What Freedom Means To Me | Teen Ink

What Freedom Means To Me

December 18, 2015
By CHope BRONZE, Georgetown, Delaware
CHope BRONZE, Georgetown, Delaware
1 article 0 photos 0 comments

Favorite Quote:
"I might walk slow, but I never walk backwards". -Abraham Lincoln


Inside… can’t leave your home past 7:00. You can’t go to school because you’re a girl. You can’t sit with other because you’re black. You can’t express your opinion, especially on the king because you will be tortured. I couldn’t live like this, and if I lived like this, I don’t know what I could do. That’s why freedom means a ton to me.

 

Sure, Britain is free, so is Canada, France, and Japan, ect… but there is 1 America and its not like the rest. The country has diversity. America has learned a lesson on segregation. It was wrong. The US has integrity. The US also has freedom. This means I can choose what I want to do. I can be whatever I want to be. Legally, anyone can come here. In 1995, my parents came to America from Peru, and now my mom is #1 in the women’s Gordo training session, and a worker at a beauty spa, and my dad is an award-winning doctor. The opportunity here is all traced back to freedom. I would not be writing this here, at the school of my choice, if it weren’t for freedom. My parents came here and stayed with someone in Cleveland, Ohio. That night there was a thunderstorm, and my parent had never-ever seen lighting before. So they went outside to watch it, and this is where it all began. My dad ended up going back to college, since he went in Peru, but my mom didn’t. My dad ended up going to Florida with my Mom (of course) and that is where my brother was born. Then he got an offer in Delaware, where I was born, and here I am.

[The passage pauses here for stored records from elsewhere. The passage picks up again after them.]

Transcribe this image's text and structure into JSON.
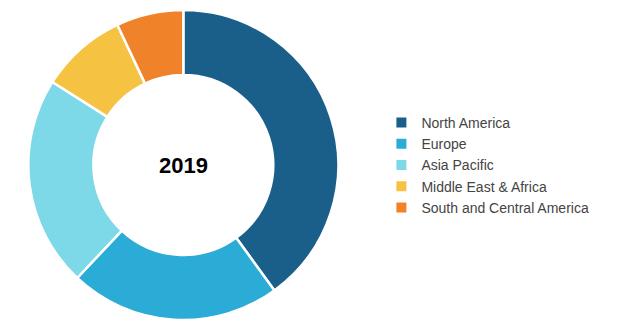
{
  "chart_data": {
    "type": "pie",
    "categories": [
      "North America",
      "Europe",
      "Asia Pacific",
      "Middle East & Africa",
      "South and Central America"
    ],
    "values": [
      40,
      22,
      22,
      9,
      7
    ],
    "colors": [
      "#1a5f8a",
      "#2bacd6",
      "#7dd8e8",
      "#f5c242",
      "#f0832a"
    ],
    "annotations": [
      "2019"
    ],
    "legend": "right"
  }
}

Our integrity and moxy led us to the creations of the automobile, light bulb, airplane, telephone, and led us to our independence. Once, I was in an airport, with my brother, stepbrothers, and dad, because I was picking up my grandma. She was visiting from Peru. We went into a restaurant and saw 2 people in military uniforms. We all dared each other to say hi to them. All of us were scared to do it, but I ended up doing it. “Hi, thanks for what you do”.  They looked genuinely surprised I did that, and they said hi back. I ended up doing it again later that night.
I wouldn’t be here in America, at this school if it weren’t for freedom, and that’s why it means a ton to me.
 


The author's comments:

This was written for my writing assignment and i turned from really not connecting to the piece, to loving the idea.